他抽出了一本相册,自嘲地一笑,今天这样的日子确实适合怀旧。相册发出长久不曾打开所带来的粘连的“嘶啦”声,他不知道自己原来拥有这么多照片,透过镜头中的自己,可以清楚地感受到镜头后那双眼睛曾经的爱慕和依恋。他轻轻翻动相册,中间有好几页空白,三角贴像是洗劫过后的受害者,歪歪扭扭地虚贴在纸页上,仿佛在控诉着他的不闻不问。谭宗明在心里摊摊手,抱歉,我也无能为力。

可他突然愣在那,心里摊起的手来不及放下,还一直摊在那,要是这时有人能看到他的内心,那场景一定非常滑稽。他呼吸急促,视线僵直,心脏因为发现了那块缺失的碎片,疯狂地仿佛要跳出胸膛,打得肋骨生疼。
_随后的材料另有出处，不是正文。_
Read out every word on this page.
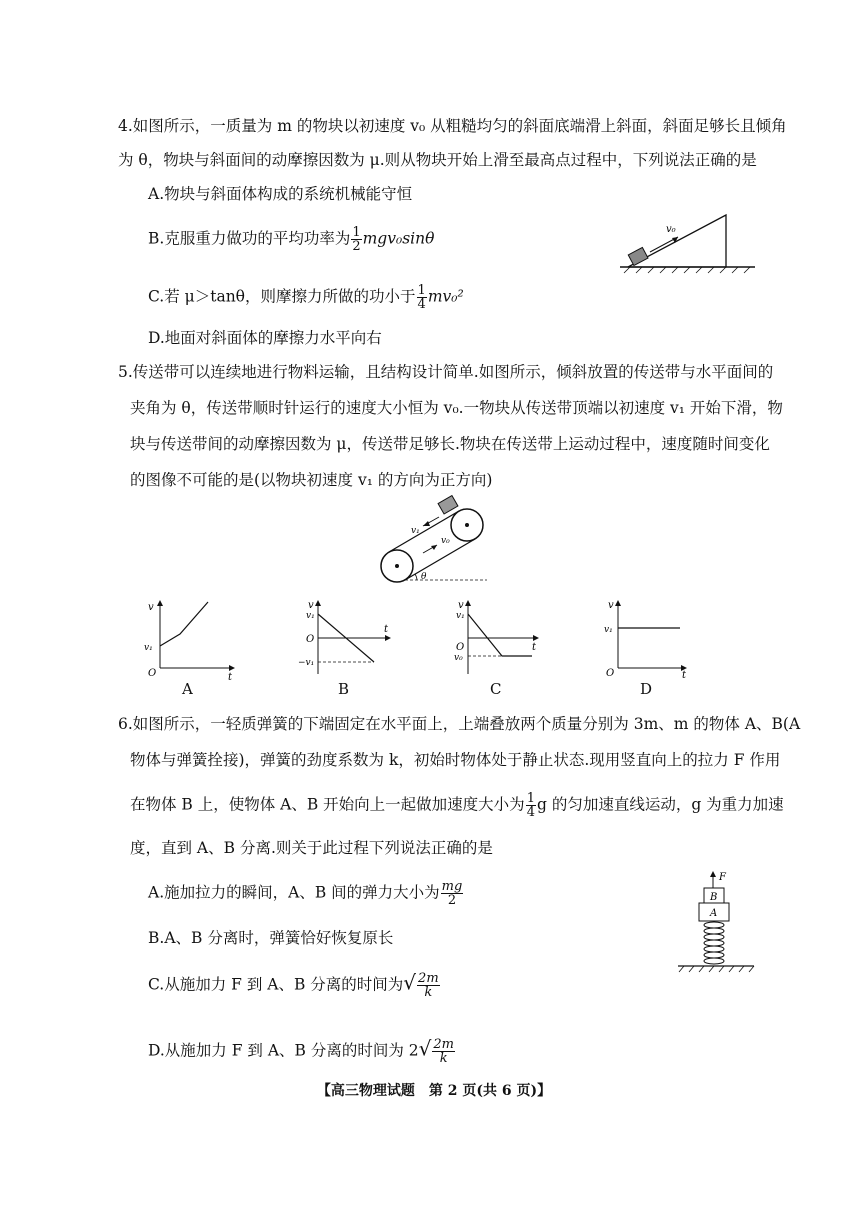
4.如图所示，一质量为 m 的物块以初速度 v₀ 从粗糙均匀的斜面底端滑上斜面，斜面足够长且倾角
为 θ，物块与斜面间的动摩擦因数为 μ.则从物块开始上滑至最高点过程中，下列说法正确的是
A.物块与斜面体构成的系统机械能守恒
B.克服重力做功的平均功率为 $\frac{1}{2} mgv_0\sin\theta$
C.若 μ＞tanθ，则摩擦力所做的功小于 $\frac{1}{4} mv_0^2$
D.地面对斜面体的摩擦力水平向右
v₀
5.传送带可以连续地进行物料运输，且结构设计简单.如图所示，倾斜放置的传送带与水平面间的
夹角为 θ，传送带顺时针运行的速度大小恒为 v₀.一物块从传送带顶端以初速度 v₁ 开始下滑，物
块与传送带间的动摩擦因数为 μ，传送带足够长.物块在传送带上运动过程中，速度随时间变化
的图像不可能的是(以物块初速度 v₁ 的方向为正方向)
v₁
v₀
θ
v
t
O
v₁
A
v
t
O
v₁
−v₁
B
v
t
O
v₁
v₀
C
v
t
O
v₁
D
6.如图所示，一轻质弹簧的下端固定在水平面上，上端叠放两个质量分别为 3m、m 的物体 A、B(A
物体与弹簧拴接)，弹簧的劲度系数为 k，初始时物体处于静止状态.现用竖直向上的拉力 F 作用
在物体 B 上，使物体 A、B 开始向上一起做加速度大小为 $\frac{1}{4}$ g 的匀加速直线运动，g 为重力加速
度，直到 A、B 分离.则关于此过程下列说法正确的是
A.施加拉力的瞬间，A、B 间的弹力大小为 $\frac{mg}{2}$
B.A、B 分离时，弹簧恰好恢复原长
C.从施加力 F 到 A、B 分离的时间为√ $\frac{2m}{k}$
D.从施加力 F 到 A、B 分离的时间为 $2√ \frac{2m}{k}$
F
B
A
【高三物理试题　第 2 页(共 6 页)】
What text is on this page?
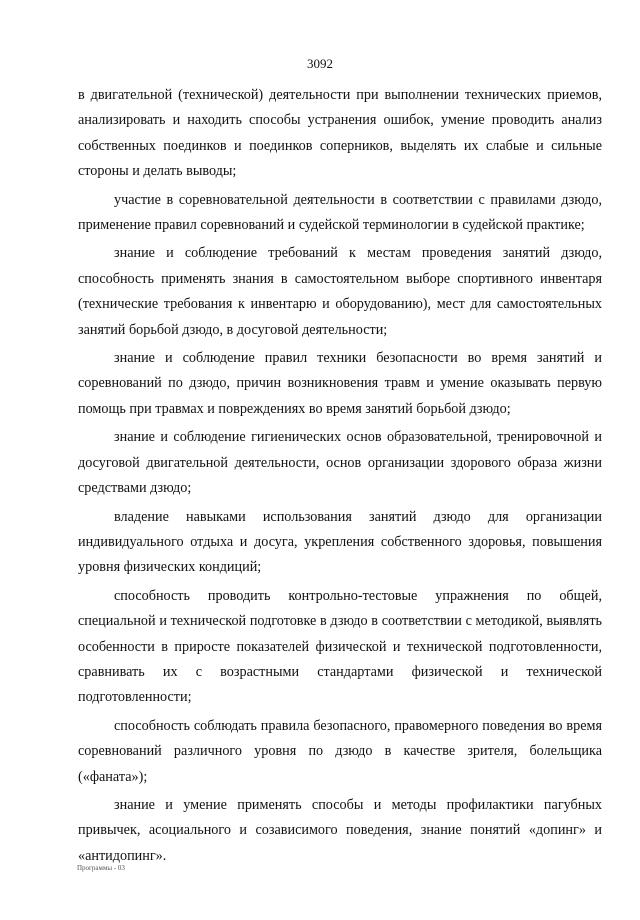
3092

в двигательной (технической) деятельности при выполнении технических приемов, анализировать и находить способы устранения ошибок, умение проводить анализ собственных поединков и поединков соперников, выделять их слабые и сильные стороны и делать выводы;

участие в соревновательной деятельности в соответствии с правилами дзюдо, применение правил соревнований и судейской терминологии в судейской практике;

знание и соблюдение требований к местам проведения занятий дзюдо, способность применять знания в самостоятельном выборе спортивного инвентаря (технические требования к инвентарю и оборудованию), мест для самостоятельных занятий борьбой дзюдо, в досуговой деятельности;

знание и соблюдение правил техники безопасности во время занятий и соревнований по дзюдо, причин возникновения травм и умение оказывать первую помощь при травмах и повреждениях во время занятий борьбой дзюдо;

знание и соблюдение гигиенических основ образовательной, тренировочной и досуговой двигательной деятельности, основ организации здорового образа жизни средствами дзюдо;

владение навыками использования занятий дзюдо для организации индивидуального отдыха и досуга, укрепления собственного здоровья, повышения уровня физических кондиций;

способность проводить контрольно-тестовые упражнения по общей, специальной и технической подготовке в дзюдо в соответствии с методикой, выявлять особенности в приросте показателей физической и технической подготовленности, сравнивать их с возрастными стандартами физической и технической подготовленности;

способность соблюдать правила безопасного, правомерного поведения во время соревнований различного уровня по дзюдо в качестве зрителя, болельщика («фаната»);

знание и умение применять способы и методы профилактики пагубных привычек, асоциального и созависимого поведения, знание понятий «допинг» и «антидопинг».

Программы - 03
那是两张老照片,四岁的谭宗明和不知道为什么没有被带走的四岁的赵启平,并排放在一起,傻乎乎地笑着。谭宗明想起赵启平身边的孩子抬头望向自己的样子,他终于明白自己那一瞬的心酸不是毫无原由,除了眼睛和下巴与赵启平如出一辙,那孩子的脸完全和自己是一个模子刻出来的,甚至连那因开心而扬起的嘴角,都和四岁的自己一摸一样。

谭宗明的手抖得端不住杯子。他颤巍巍地把酒杯放在桌边,努力不让其中的液体洒到外面来。他手忙脚乱地翻出手机,拨出电话,从没想过自己有天会为了自己和这人通话。电话接通,谭宗明清楚自己的声音已经抖得不成样子,因为对面的老严惊奇地问他:“老谭,你怎么了?大夏天的,你怎么还打起摆子来了?”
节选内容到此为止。